Detection of H2O2 in plants

TYLCV-inoculated leaves were subjected to 3,3-diaminobenzidine (DAB) staining49 to investigate the accumulation of H2O2 and its production location. Leaves of N. benthamiana and S. lycopersicum were excised from the plant and placed in 20 mL tubes, covered with DAB-HCl solution (1 mg/ml, pH 3.8) and incubated in a growth chamber for 8 h at 25 °C. Once red-brown DAB solution moved up to the top of leaves along the veins, chlorophyll from whole leaves was removed by directly immersion into a fixing solution (anhydrous ethanol:acetic acid = 3:1) for 24 h. The stained leaves were processed with hydrated trichloroacetaldehyde three times and observed using an optical microscope.

Delivery of pDNA

To determine whether pDNAs were delivered into plant leaves, PCR was conducted on unsprayed new leaf samples of both N. benthamiana and S. lycopersicum. Total DNA of leaves was extracted using a plant genomic DNA extraction kit (TaKaRa, Dalian, China) following the manufacturer’s protocol. The primers pBI121-F/pBI121-R (Table S4) were used to amplify the pBI121 vector.

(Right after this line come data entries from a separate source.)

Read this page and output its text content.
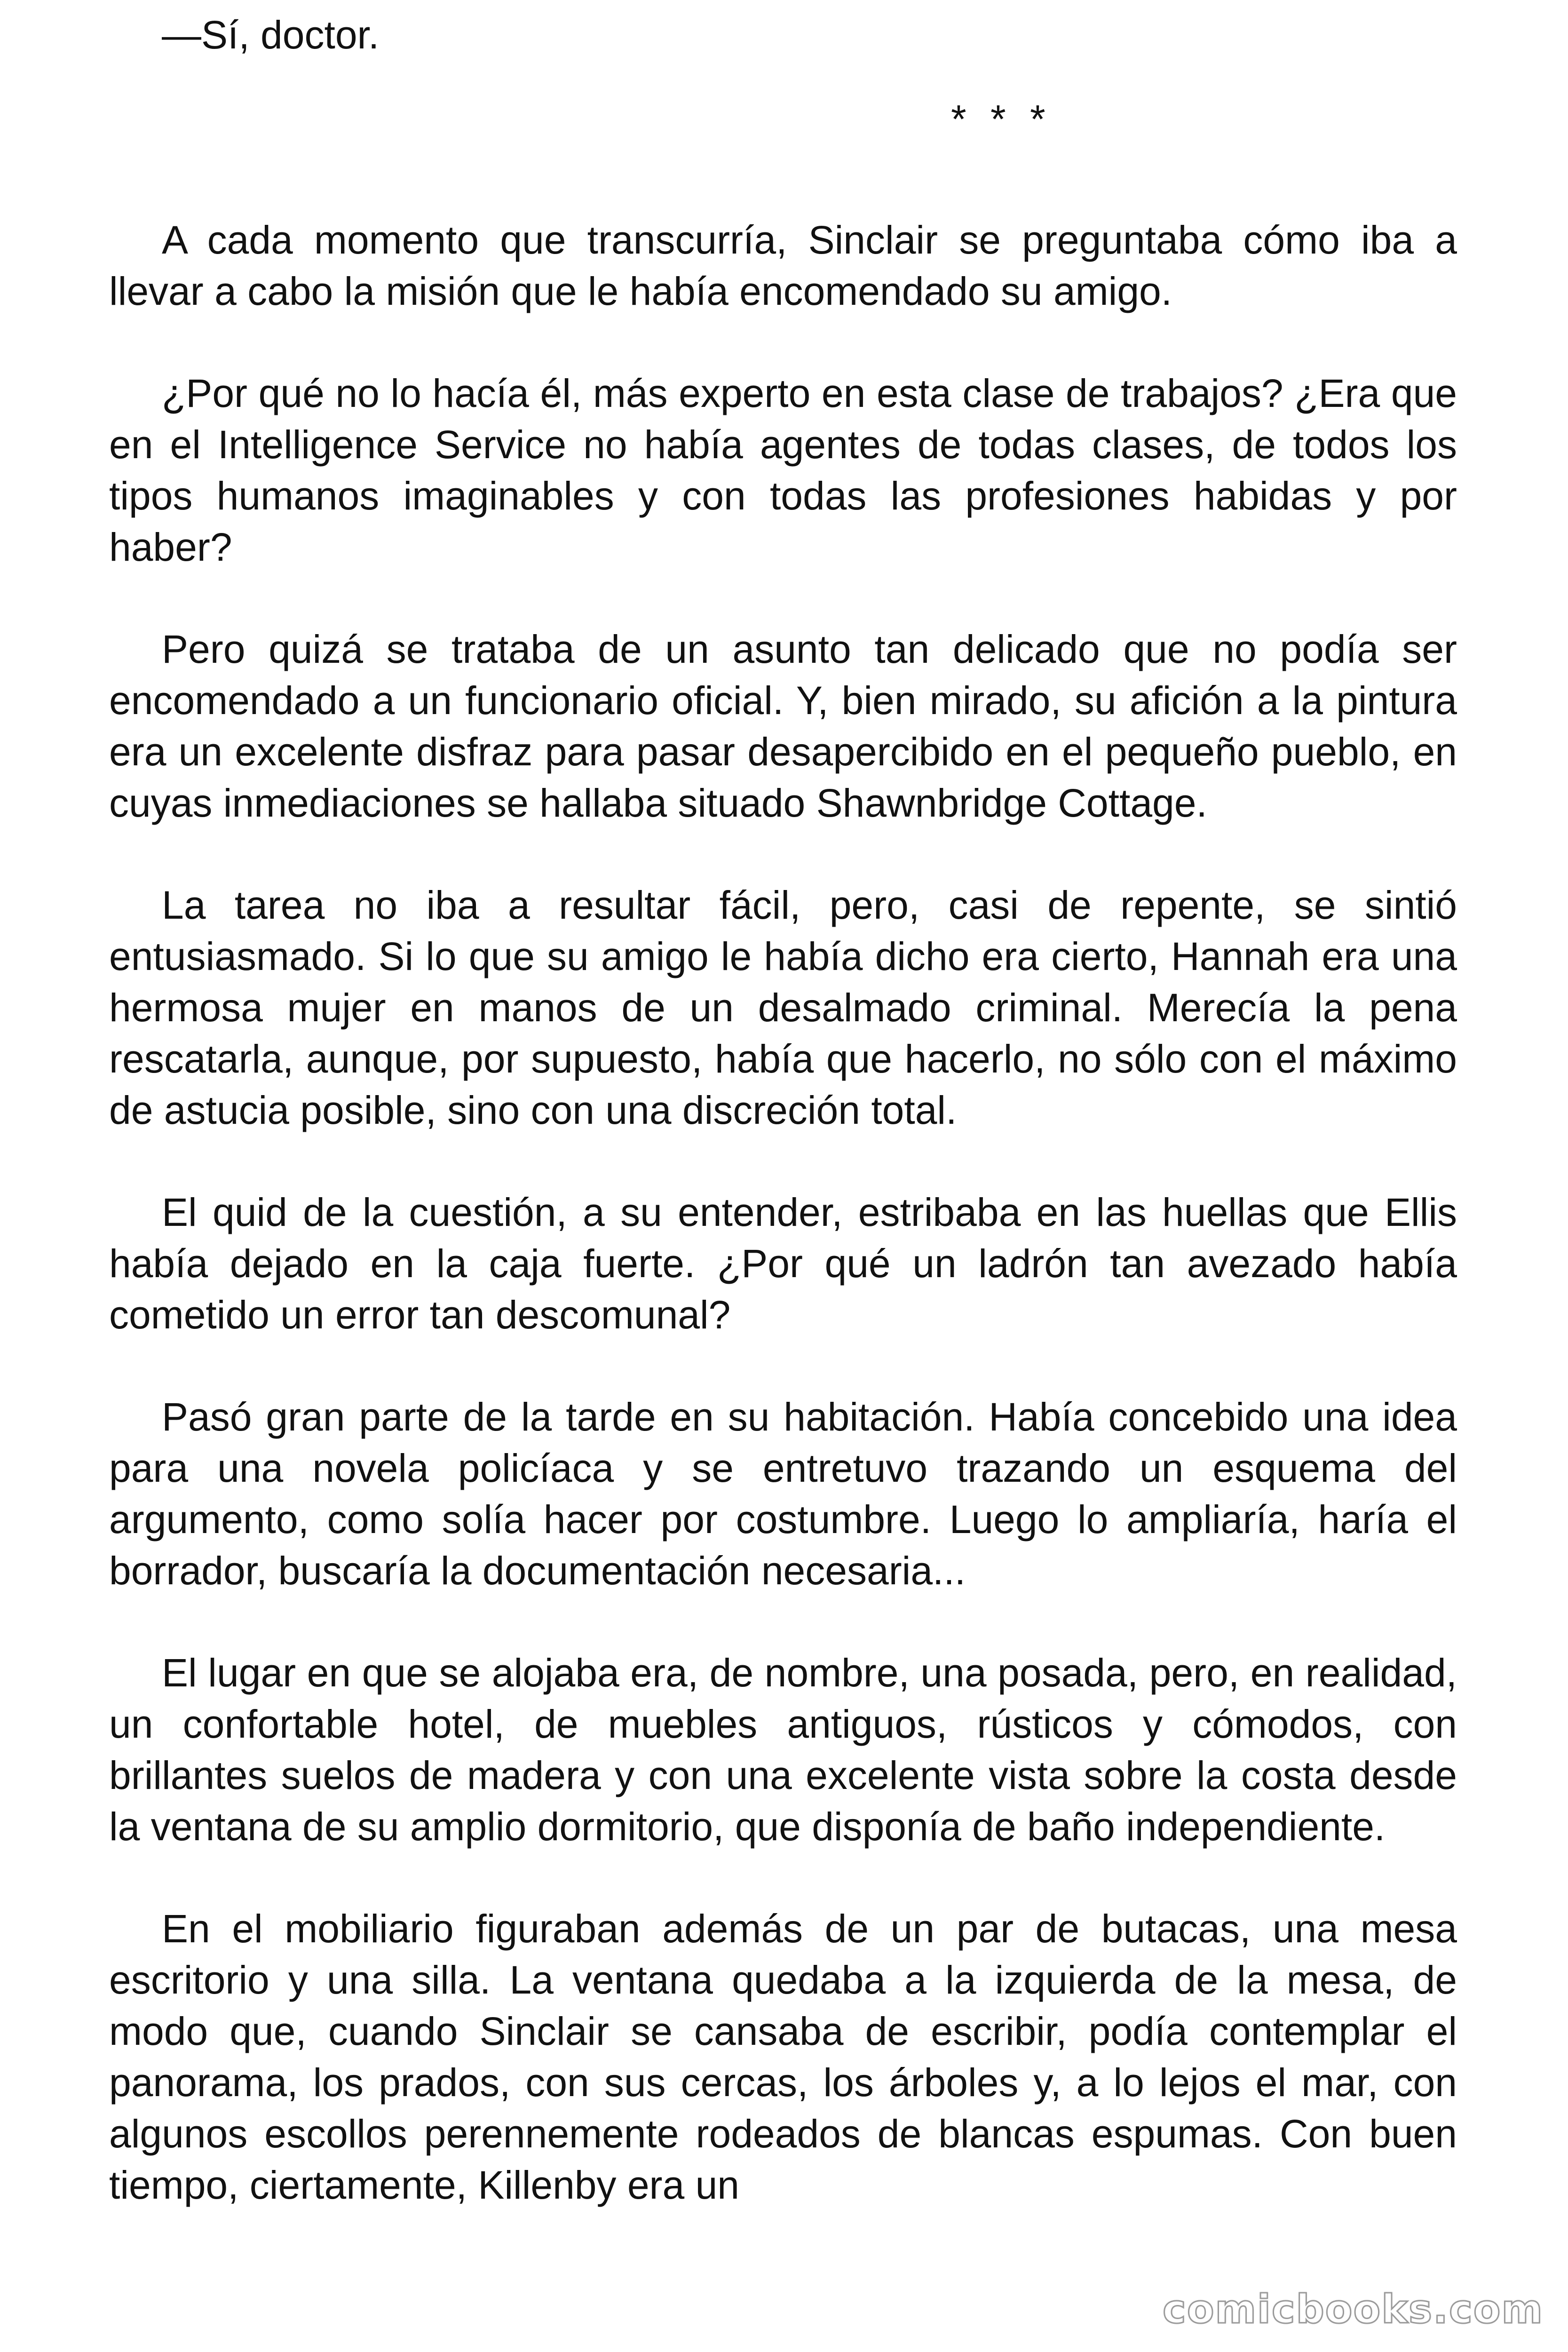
—Sí, doctor.

* * *

A cada momento que transcurría, Sinclair se preguntaba cómo iba a llevar a cabo la misión que le había encomendado su amigo.

¿Por qué no lo hacía él, más experto en esta clase de trabajos? ¿Era que en el Intelligence Service no había agentes de todas clases, de todos los tipos humanos imaginables y con todas las profesiones habidas y por haber?

Pero quizá se trataba de un asunto tan delicado que no podía ser encomendado a un funcionario oficial. Y, bien mirado, su afición a la pintura era un excelente disfraz para pasar desapercibido en el pequeño pueblo, en cuyas inmediaciones se hallaba situado Shawnbridge Cottage.

La tarea no iba a resultar fácil, pero, casi de repente, se sintió entusiasmado. Si lo que su amigo le había dicho era cierto, Hannah era una hermosa mujer en manos de un desalmado criminal. Merecía la pena rescatarla, aunque, por supuesto, había que hacerlo, no sólo con el máximo de astucia posible, sino con una discreción total.

El quid de la cuestión, a su entender, estribaba en las huellas que Ellis había dejado en la caja fuerte. ¿Por qué un ladrón tan avezado había cometido un error tan descomunal?

Pasó gran parte de la tarde en su habitación. Había concebido una idea para una novela policíaca y se entretuvo trazando un esquema del argumento, como solía hacer por costumbre. Luego lo ampliaría, haría el borrador, buscaría la documentación necesaria...

El lugar en que se alojaba era, de nombre, una posada, pero, en realidad, un confortable hotel, de muebles antiguos, rústicos y cómodos, con brillantes suelos de madera y con una excelente vista sobre la costa desde la ventana de su amplio dormitorio, que disponía de baño independiente.

En el mobiliario figuraban además de un par de butacas, una mesa escritorio y una silla. La ventana quedaba a la izquierda de la mesa, de modo que, cuando Sinclair se cansaba de escribir, podía contemplar el panorama, los prados, con sus cercas, los árboles y, a lo lejos el mar, con algunos escollos perennemente rodeados de blancas espumas. Con buen tiempo, ciertamente, Killenby era un

comicbooks.com
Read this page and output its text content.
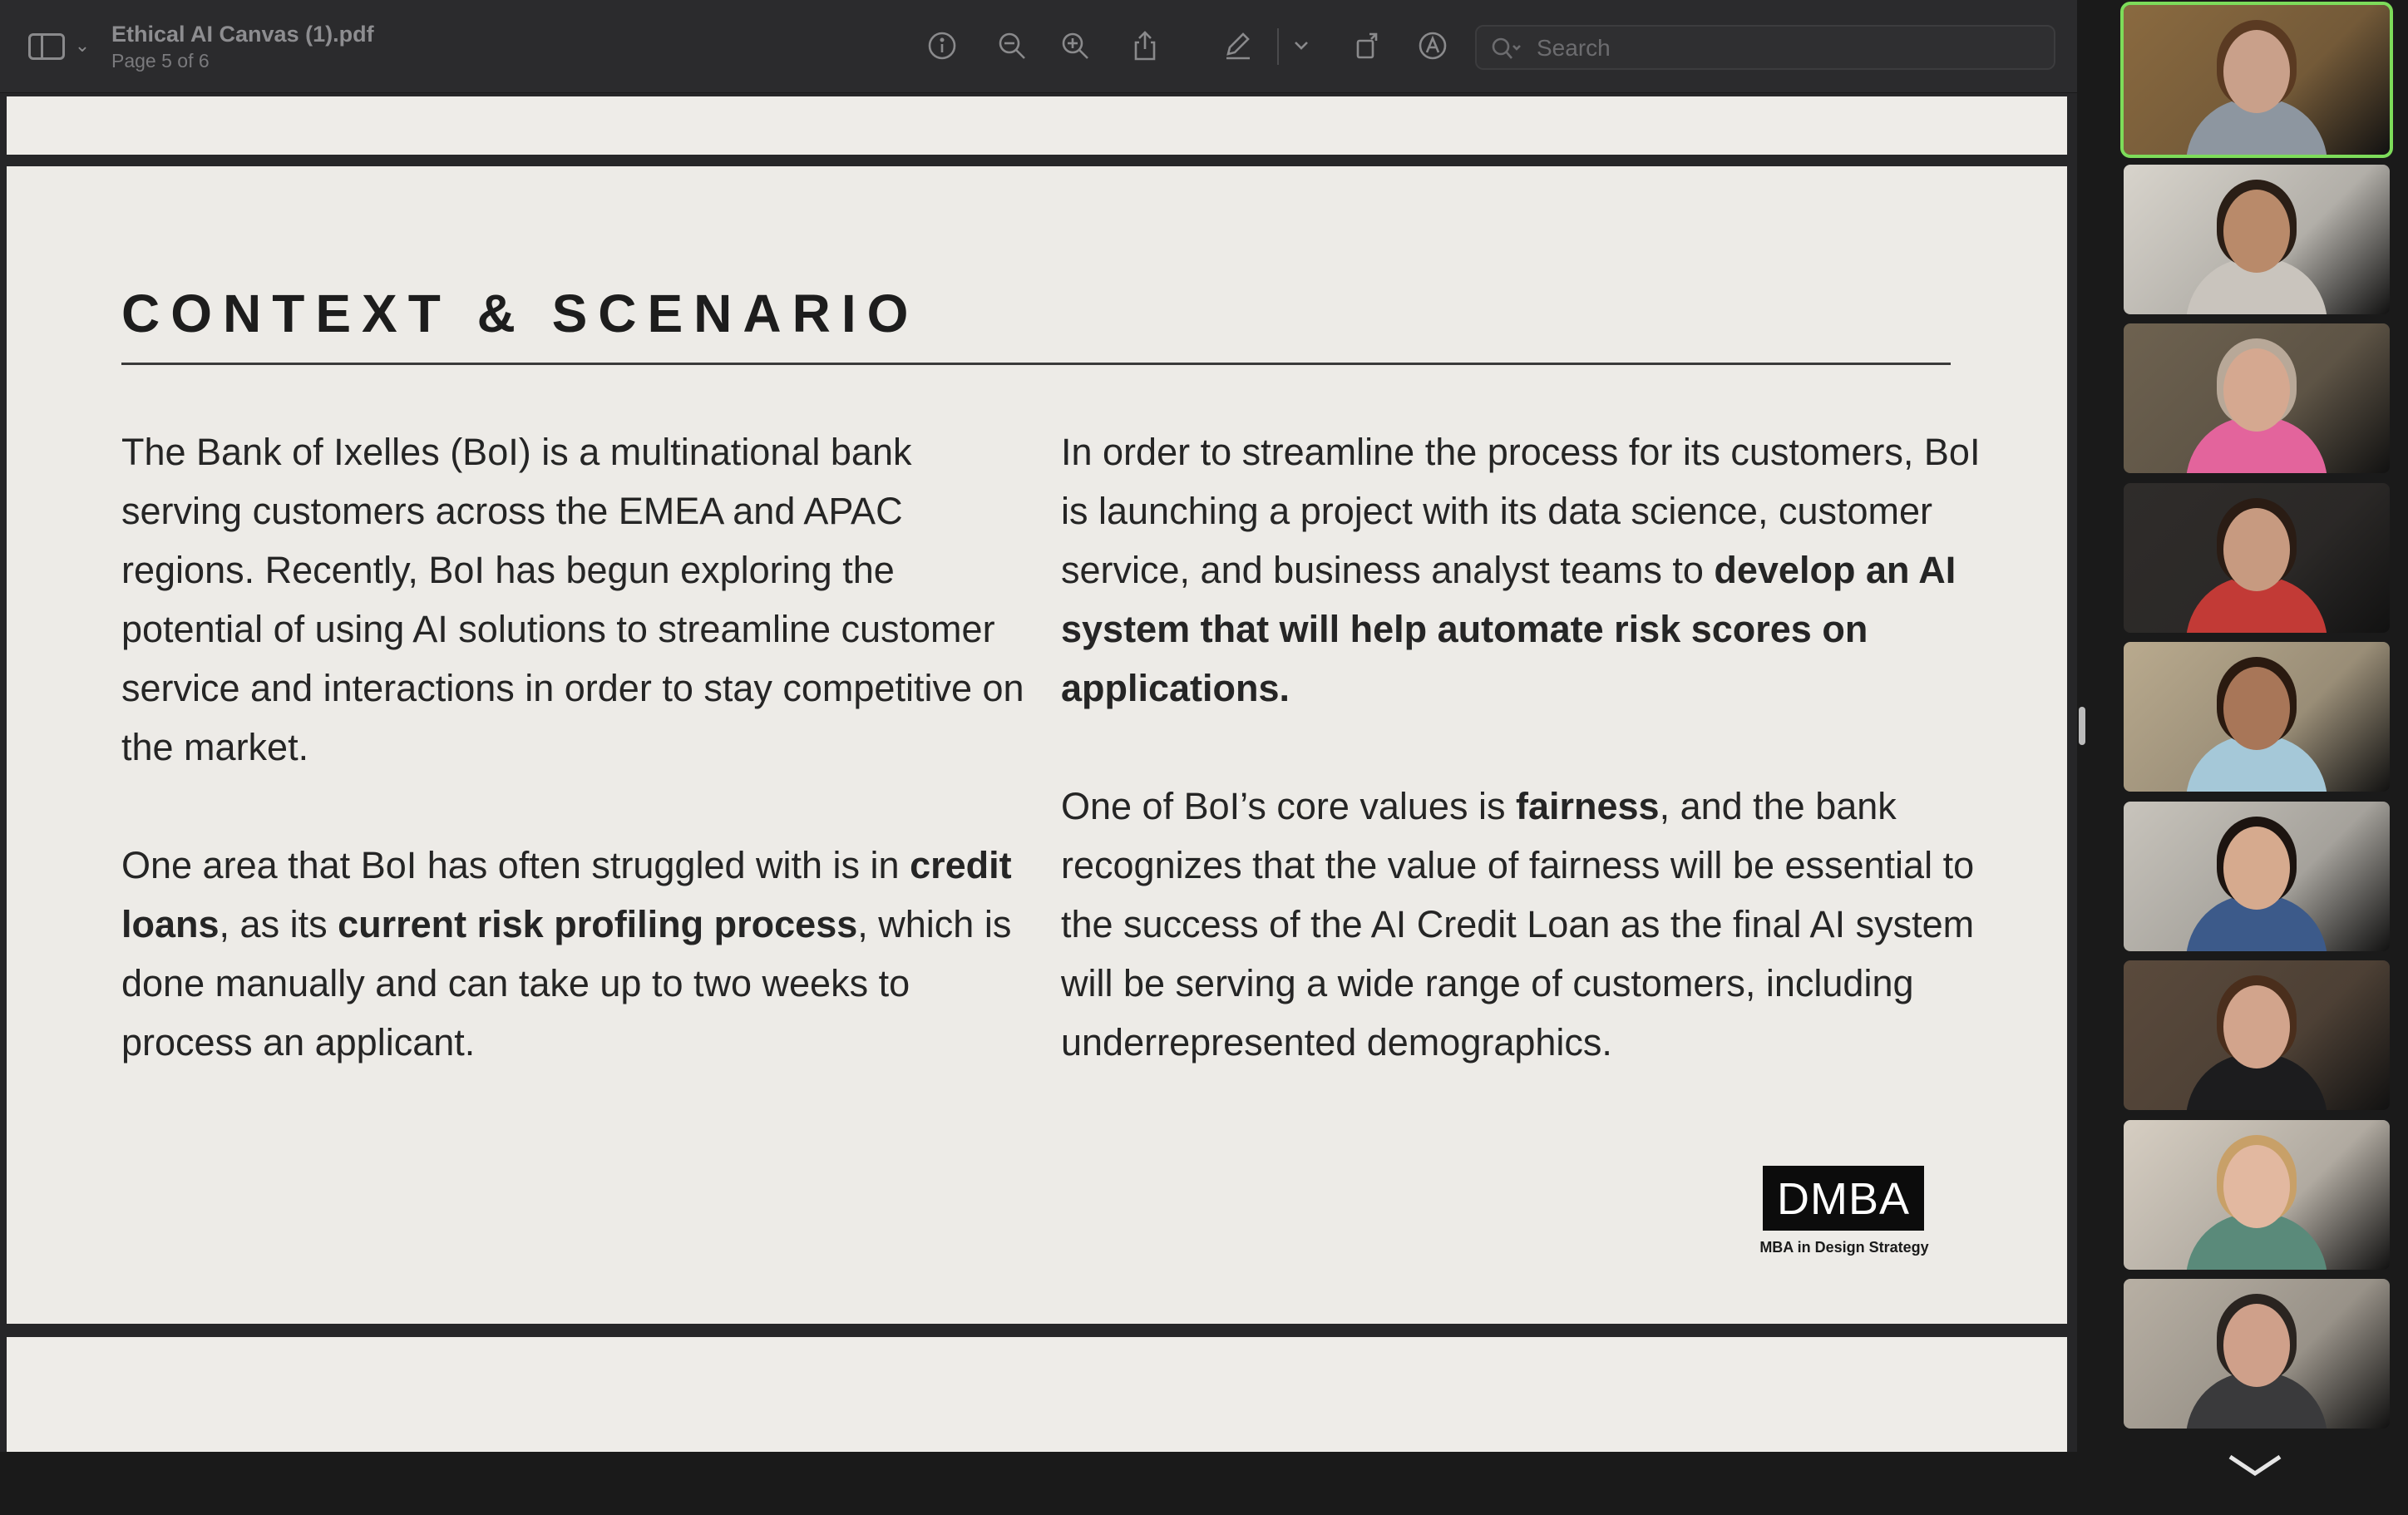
⌄ Ethical AI Canvas (1).pdf
Page 5 of 6
Search
CONTEXT & SCENARIO

The Bank of Ixelles (BoI) is a multinational bank serving customers across the EMEA and APAC regions. Recently, BoI has begun exploring the potential of using AI solutions to streamline customer service and interactions in order to stay competitive on the market.

One area that BoI has often struggled with is in credit loans, as its current risk profiling process, which is done manually and can take up to two weeks to process an applicant.

In order to streamline the process for its customers, BoI is launching a project with its data science, customer service, and business analyst teams to develop an AI system that will help automate risk scores on applications.

One of BoI’s core values is fairness, and the bank recognizes that the value of fairness will be essential to the success of the AI Credit Loan as the final AI system will be serving a wide range of customers, including underrepresented demographics.

DMBA
MBA in Design Strategy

Detection of TYLCV using qPCR

Expression of TYLCV was quantified by targeting leaves from mixed leaves collected from the top, middle, and bottom of plants by qPCR using SYBR Premix Ex Taq (TaKaRa) on an ABI Prism 7500 thermal cycler (Applied Biosystems, Waltham, USA) with the primer pairs Nb-GAPDH-F/Nb-GAPDH-R, TYLCV-YG-3/TYLCV-YG-4, and Tomato25s-Rrna-UNIV (+)/Tomato25s-Rrna-UNIV (−) (Table S4). Triplicate PCRs were conducted for each DNA sample, and the assay consisted of three technical replicates. Data were analyzed using the 2−ΔΔCt method.

Detection of TYLCV using ELISA analysis

TYLCV was detected from mixed leaves collected from the top, middle and bottom of plants using antigen-coated plate (ACP)-ELISA according to standard methods. The antibody used in ACP-ELISA was reacted against the CP of TYLCV. The reactions were followed by measuring the optical density at 405 nm on a spectrum plate reader (Thermo Fisher Scientific, Waltham, USA). A sample was considered TYLCV positive when the absorbance values were two times higher than those of noninoculated plant samples.